За дверью молчанье. Слышно только, как плещется в умывальнике вода. Покойник, видно, покончив с бритьем, похлопал себя по щекам, пробубнил под нос «Любви все возрасты покорны…», и открыл дверь:
– А дело мое такое – я должен восстановить справедливость, – сказал муж, проходя мимо опешившей вдовы. – Я уже у него, то есть у босса, разок был. Вчера. Страху навел – до конца жизни будет помнить. Увидев меня, упал как подкошенный. Потом открыл один глазок: «Вы?». Я говорю: «Нет, архангел Гавриил? Какого черта, спрашиваю, назначил Сударикова руководить спортодеждой? А?». А он мне: «Но вы ведь покойник. Как вы здесь оказались?». Я ему: «А вы, господин начальник, думаете, что раз человек скончался, то можете на него крест положить? Заблуждаетесь! Крест, он пусть крестом и останется, пусть торчит себе и малодушных граждан пугает. Покойникам тоже не безразлично, что вы здесь творите без них. А ждать, когда вы сыграете в ящик, чтобы высказать вам все в лицо, долго. Вот мы время от времени и появляемся здесь, чтоб навести порядок. Ясно?». Гляжу на него – весь белый, руки трясутся, губы обмякли, носик заострился и торчит колышком. Натянул на себя одеяло, дурень, а ноги торчат – худосочные синие, как баклажаны. Смех!». «Не бойтесь, говорю, я не убивать вас пришел». Он садится на подушку и, открыв второй глаз, спрашивает: «Вы зомби?». Я ему сердито, басом (ну, ты знаешь, как я это делаю, милая): «Если хотите, да! И не такой безобидный, как вам кажется. И пришел я вот зачем. Завтра же снимешь Сударикова – не нужен он в спортодежде, пусть сидит на кабелях, там у него, может, лучше получится, или, на худой конец, переведи на пластиковые окна. Вобщем, сам решай, какой хренью ему руководить. А из моего отдела гони! Ясно?». «Ясно, говорит он, но как быть со спортодеждой? Кого бы вы туда порекомендовали?». «Засядько Виктора Ивановича, говорю ему, он, по крайней мере, не завалит работу». Это мой заместитель, человек трезвый и не замученный женой. Одним словом, он пообещал мне, что завтра все сделает. Вот я сейчас и пойду к нему это проверить, а между делом к тебе заскочил – побриться, помыться, привести себя в порядок. На обратном пути забегу рассказать, чем все кончилось.
Вернулся к полуночи.
Вдова на крыльях полетела из гостиной в прихожую.
– Ну, как? Все обошлось?
– Еще бы! – не без гордости ответил муж. – Я ведь вчера его предупредил – не сделаешь, как советую, каждую ночь буду приходить. Если, конечно, кладбищенский сторож не начнет подсматривать. Так-то, девушка. Он даже два приказа мне показал: один об увольнении Сударикова, на кабельную продукцию его перекинул, а другой о назначении Засядько в мой отдел.

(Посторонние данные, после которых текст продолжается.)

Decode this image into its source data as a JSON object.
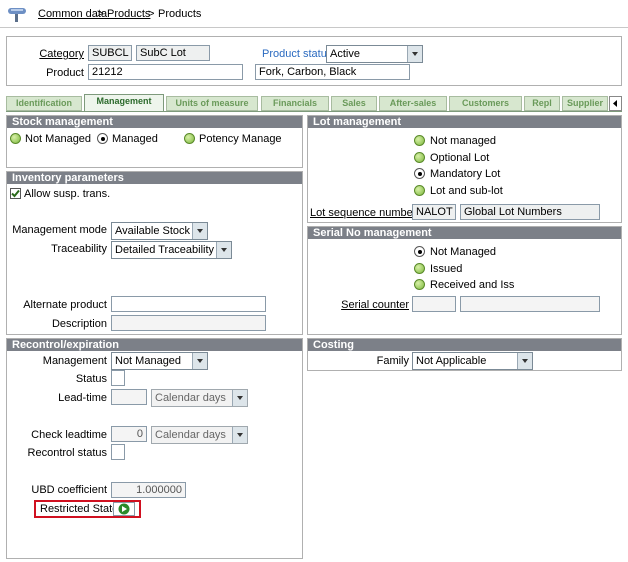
{
  "breadcrumb": {
    "a": "Common data",
    "sep1": ">",
    "b": "Products",
    "sep2": ">",
    "c": "Products"
  },
  "header": {
    "category_label": "Category",
    "category_code": "SUBCL",
    "category_desc": "SubC Lot",
    "product_status_label": "Product status",
    "product_status_value": "Active",
    "product_label": "Product",
    "product_code": "21212",
    "product_desc": "Fork, Carbon, Black"
  },
  "tabs": [
    "Identification",
    "Management",
    "Units of measure",
    "Financials",
    "Sales",
    "After-sales",
    "Customers",
    "Repl",
    "Supplier"
  ],
  "stock_management": {
    "title": "Stock management",
    "options": [
      "Not Managed",
      "Managed",
      "Potency Manage"
    ]
  },
  "inventory": {
    "title": "Inventory parameters",
    "allow_susp": "Allow susp. trans.",
    "management_mode_label": "Management mode",
    "management_mode_value": "Available Stock",
    "traceability_label": "Traceability",
    "traceability_value": "Detailed Traceability",
    "alternate_product_label": "Alternate product",
    "description_label": "Description"
  },
  "recontrol": {
    "title": "Recontrol/expiration",
    "management_label": "Management",
    "management_value": "Not Managed",
    "status_label": "Status",
    "leadtime_label": "Lead-time",
    "leadtime_unit": "Calendar days",
    "check_leadtime_label": "Check leadtime",
    "check_leadtime_value": "0",
    "check_leadtime_unit": "Calendar days",
    "recontrol_status_label": "Recontrol status",
    "ubd_label": "UBD coefficient",
    "ubd_value": "1.000000",
    "restricted_state_label": "Restricted State"
  },
  "lot_management": {
    "title": "Lot management",
    "options": [
      "Not managed",
      "Optional Lot",
      "Mandatory Lot",
      "Lot and sub-lot"
    ],
    "lot_seq_label": "Lot sequence number",
    "lot_seq_code": "NALOT",
    "lot_seq_desc": "Global Lot Numbers"
  },
  "serial": {
    "title": "Serial No management",
    "options": [
      "Not Managed",
      "Issued",
      "Received and Iss"
    ],
    "counter_label": "Serial counter"
  },
  "costing": {
    "title": "Costing",
    "family_label": "Family",
    "family_value": "Not Applicable"
  },
  "colors": {
    "panel_header": "#7c8088",
    "tab_bg": "#d7e7cf",
    "tab_text": "#6a9a5a",
    "highlight": "#d01020"
  }
}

Он прошел в гостиную, сел в кресло, она напротив – руки на коленках, а взгляд – нежный, любящий, боготворящий – на живого так никогда не смотрела!
Он взял ее руку и с грустью в голосе сказал
– Ночью инспектировал твой холодильник – как всегда, битком набит попкорном, бигмаками и пончиками. А ведь я тебе перед смертью говорил: милая, не переедай. Умрешь от обжорства. На сегодня все.

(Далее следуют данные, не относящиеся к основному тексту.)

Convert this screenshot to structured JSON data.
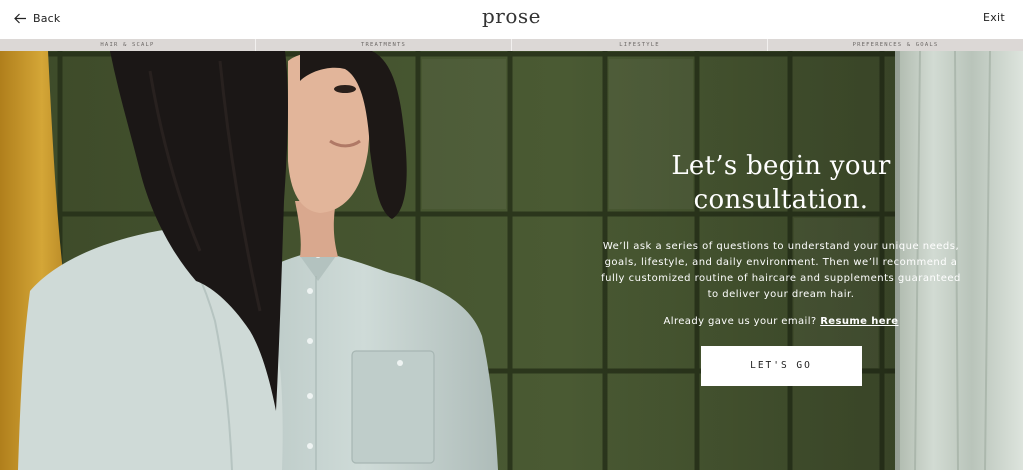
{
  "header": {
    "back_label": "Back",
    "logo": "prose",
    "exit_label": "Exit"
  },
  "steps": [
    "HAIR & SCALP",
    "TREATMENTS",
    "LIFESTYLE",
    "PREFERENCES & GOALS"
  ],
  "hero": {
    "title_line1": "Let’s begin your",
    "title_line2": "consultation.",
    "description": "We’ll ask a series of questions to understand your unique needs, goals, lifestyle, and daily environment. Then we’ll recommend a fully customized routine of haircare and supplements guaranteed to deliver your dream hair.",
    "already_text": "Already gave us your email?",
    "resume_link": "Resume here",
    "cta_label": "LET'S GO"
  },
  "colors": {
    "tile_green": "#45552f",
    "grout": "#2b3520",
    "shirt_mint": "#c8d5d2",
    "towel_yellow": "#c4962a",
    "hair_black": "#1b1716"
  }
}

В прихожей вдова всплакнула и, забыв, что он покойник, крепко обняла и страстно поцеловала в холодные губы.
– Когда ты еще придешь? – спросила она.
– Не знаю, милая. Как получится, – ответил он.
Она заперла дверь. В коридоре жалобно пропел ветер, сквозь который еще раз звонко прозвучал голос мужа:
– Астралябьев, черт, ты опять здесь!